# Моделизм > Общие вопросы >  Help! Кинули меня на http://www.hobbyshop.ru. А где же купить без обмана?

## akimkin

Живу в Томске. Аксессуары (травля, кабины, движки и т.п.) у нас не продают, и даже под заказ не берутся везти. Остаются интернет-магазины. 
Сделал пробный заказ на http://www.hobbyshop.ru года три-четыре назад. Выслал 450 руб за 1/48 F4U-1 Corsair cockpit set (детали, к набору Tamiya) (AIRES (Чехия), Раздел АКСЕССУАРЫ) Код: [air48064] (столько он тогда стоил с пересылкой). Реакции - ноль. Дозванивался по телефону. Мне сказали, мол, нет в наличии и не предвидится (а чё предлагаете тогда?). Давайте чё нить другое, грю… Короче ни чего я не добился. Денежку мне простили. 
А чево! Разбираться за 4 тыс. км из за 450 руб. я же не поеду, так чего заморачиваться! Знаю точно: есть и другие пострадавшие. 
По Москве, вроде говорят, он заказы выполняет. 
Тех кто подальше живёт предупреждаю: не связывайтесь с ним – ОБМАНЕТ.
Правда был и положительный опыт: НЕ ОБМАНАВАЮТ ТУТ сам проверял:
1. Абоимов Андрей Евгеньевич e-mail: alex-andr@newmail.ru, equip-page@mail.ru Но здесь я почти всё меня интересующее выкупил.
2. Покровский Сергей http://travlenka.com admin@travlenka.com     <eps@inbox.ru> Здесь не всё есть, чего хотелось бы.

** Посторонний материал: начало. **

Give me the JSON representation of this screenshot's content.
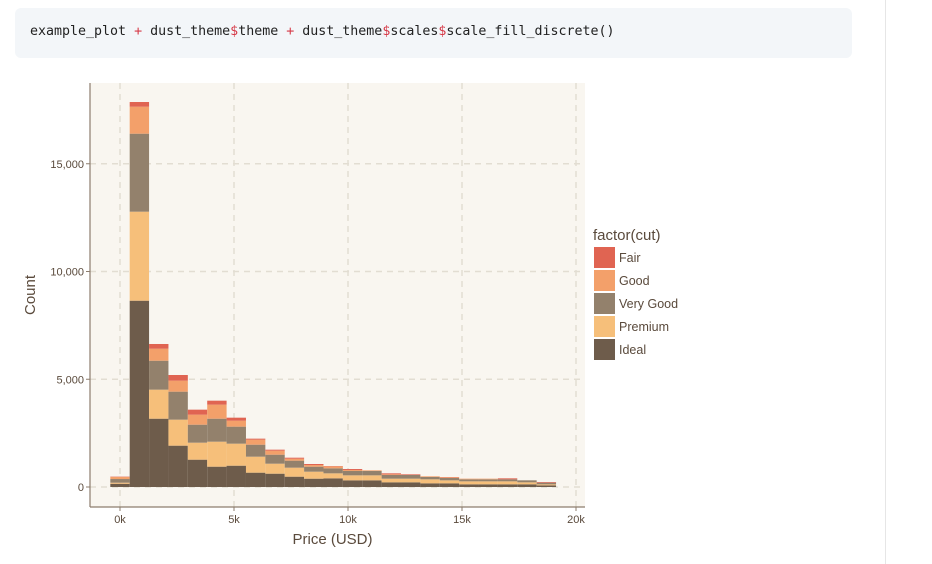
{
  "code": {
    "tokens": [
      "example_plot",
      " + ",
      "dust_theme",
      "$",
      "theme",
      " + ",
      "dust_theme",
      "$",
      "scales",
      "$",
      "scale_fill_discrete()"
    ]
  },
  "chart_data": {
    "type": "bar",
    "stacked": true,
    "xlabel": "Price (USD)",
    "ylabel": "Count",
    "xlim": [
      -1000,
      20000
    ],
    "ylim": [
      -800,
      18500
    ],
    "x_ticks": [
      0,
      5000,
      10000,
      15000,
      20000
    ],
    "x_tick_labels": [
      "0k",
      "5k",
      "10k",
      "15k",
      "20k"
    ],
    "y_ticks": [
      0,
      5000,
      10000,
      15000
    ],
    "y_tick_labels": [
      "0",
      "5,000",
      "10,000",
      "15,000"
    ],
    "grid": true,
    "bin_width": 850,
    "x": [
      0,
      850,
      1700,
      2550,
      3400,
      4250,
      5100,
      5950,
      6800,
      7650,
      8500,
      9350,
      10200,
      11050,
      11900,
      12750,
      13600,
      14450,
      15300,
      16150,
      17000,
      17850,
      18700
    ],
    "legend": {
      "title": "factor(cut)",
      "placement": "right"
    },
    "series": [
      {
        "name": "Fair",
        "color": "#e06452",
        "values": [
          16,
          217,
          218,
          262,
          232,
          185,
          140,
          47,
          46,
          46,
          47,
          15,
          46,
          0,
          46,
          30,
          0,
          15,
          0,
          0,
          46,
          0,
          30
        ]
      },
      {
        "name": "Good",
        "color": "#f3a06a",
        "values": [
          94,
          1253,
          558,
          511,
          465,
          651,
          277,
          232,
          186,
          92,
          77,
          93,
          46,
          31,
          31,
          0,
          31,
          31,
          31,
          31,
          0,
          0,
          0
        ]
      },
      {
        "name": "Very Good",
        "color": "#93816c",
        "values": [
          170,
          3619,
          1343,
          1299,
          835,
          1067,
          789,
          557,
          418,
          325,
          232,
          232,
          201,
          201,
          170,
          170,
          108,
          108,
          93,
          93,
          93,
          93,
          77
        ]
      },
      {
        "name": "Premium",
        "color": "#f6bf7a",
        "values": [
          50,
          4131,
          1347,
          1207,
          789,
          1160,
          1022,
          742,
          464,
          418,
          325,
          232,
          232,
          232,
          170,
          170,
          186,
          139,
          139,
          139,
          139,
          93,
          46
        ]
      },
      {
        "name": "Ideal",
        "color": "#6e5c4b",
        "values": [
          150,
          8645,
          3170,
          1918,
          1268,
          943,
          989,
          665,
          618,
          479,
          386,
          402,
          309,
          309,
          217,
          217,
          170,
          170,
          124,
          124,
          124,
          124,
          77
        ]
      }
    ],
    "colors": {
      "panel": "#f9f6f0",
      "grid": "#e2ddd2",
      "axis": "#8d7d6d",
      "text": "#5a4a3c"
    }
  }
}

А ТЕПЕРЬ ВНИМАНИЕ ВОПРОС: : у кого (кто не в Москве) есть положительный опыт приобретения посредством пересылки? Хочется AIRES, CMK, да  ту же НЕОМЕГу
 Поделитесь опытом пожалуйста. 
А?

----------


## An-Z

Напишите в личку свой е-мейл, "эдуард", "куикбуст", "аирес" есть возможность заказать практически весь.. с НеОмегой вообще проблем никаких нет, всё что выпускается, можно заказать..

----------


## Петр Берестовой

http://www.eaglemodels.co.uk/
http://www.hannants.co.uk/
Первый чуть дешевле Ханнантса но меньше ассортимент.
Ханнантс-очень широкий ассортимент. Сейчас меняется структура сайта и заказы можно будет делать через недельку, как я понимаю.
Оба советую на личном опыте.

----------


## rotfront

> Дозванивался по телефону.


Ты ещё и дозвонился до них?.. :Eek: 

Я сам ничего у них не заказывал. Хотел правда одну вещь заказать, думал позвоню и спрошу кое-что перед заказом, так потом уже ради "спортивного" интереса месяц названивал...

----------


## akimkin

Мыло мое: akimkin.aiv@rambler.ru
Ага дозвонился. 1 раз. И всё. Больше ответа не было.
--------------------------------------------------------------------------------
http://www.eaglemodels.co.uk/
http://www.hannants.co.uk/

Это ж где такие сайты? На территории каких таких далёких стран? Зашел, а там всё не по нашему... Сложно у меня с англицким. Ну, положим, по слогам чего-то я прочитаю... А как туда деньгу слать? А на каком языке адрес им писать? 
Можно подробнее пояснить?
То есть уже спасибо, премного благодарен. Но если поясните, еще больше КУ буду

----------


## Nazar

Едем в общие вопросы.

----------


## Петр Берестовой

> Мыло мое: akimkin.aiv@rambler.ru
> Ага дозвонился. 1 раз. И всё. Больше ответа не было.
> --------------------------------------------------------------------------------
> http://www.eaglemodels.co.uk/
> http://www.hannants.co.uk/
> 
> Это ж где такие сайты? На территории каких таких далёких стран? Зашел, а там всё не по нашему... Сложно у меня с англицким. Ну, положим, по слогам чего-то я прочитаю... А как туда деньгу слать? А на каком языке адрес им писать? 
> Можно подробнее пояснить?
> То есть уже спасибо, премного благодарен. Но если поясните, еще больше КУ буду


Оба в Великобритании. Для покупок необходимо:
1. Зарегистрироваться на сайтах. Поля стандартные, ФИО, адрес, пароль и пр. После этого у вас появится свой аккаунт(кабинет типа) и корзина, в которую благополучно набираем что возжелали купить=)
2. Оплата через интернет карту. Зайдите в пару банков в вашем городе, поясните что вам необходима карта для покупок в интернет, вам расскажут, как ее открыть.
3. Сумму на карте надо держать как: сумма покупки+10%. После оформления заказа магазин блокирует деньги на карте, после подтверждения наличия списывает. 10% необходимы для запаса на разность курсов валют при конвертации.
Вкратце так=)

----------


## Pit

Читаю и радуюсь... Мне повезло. Получил ВЕСЬ свой заказ спустя всего полгода после отправки денег :Wink: 
Правда потом хоббишопом больше не пользовался.
Что же до отечественных магазинов - могу порекомендовать zeughaus.ru.

----------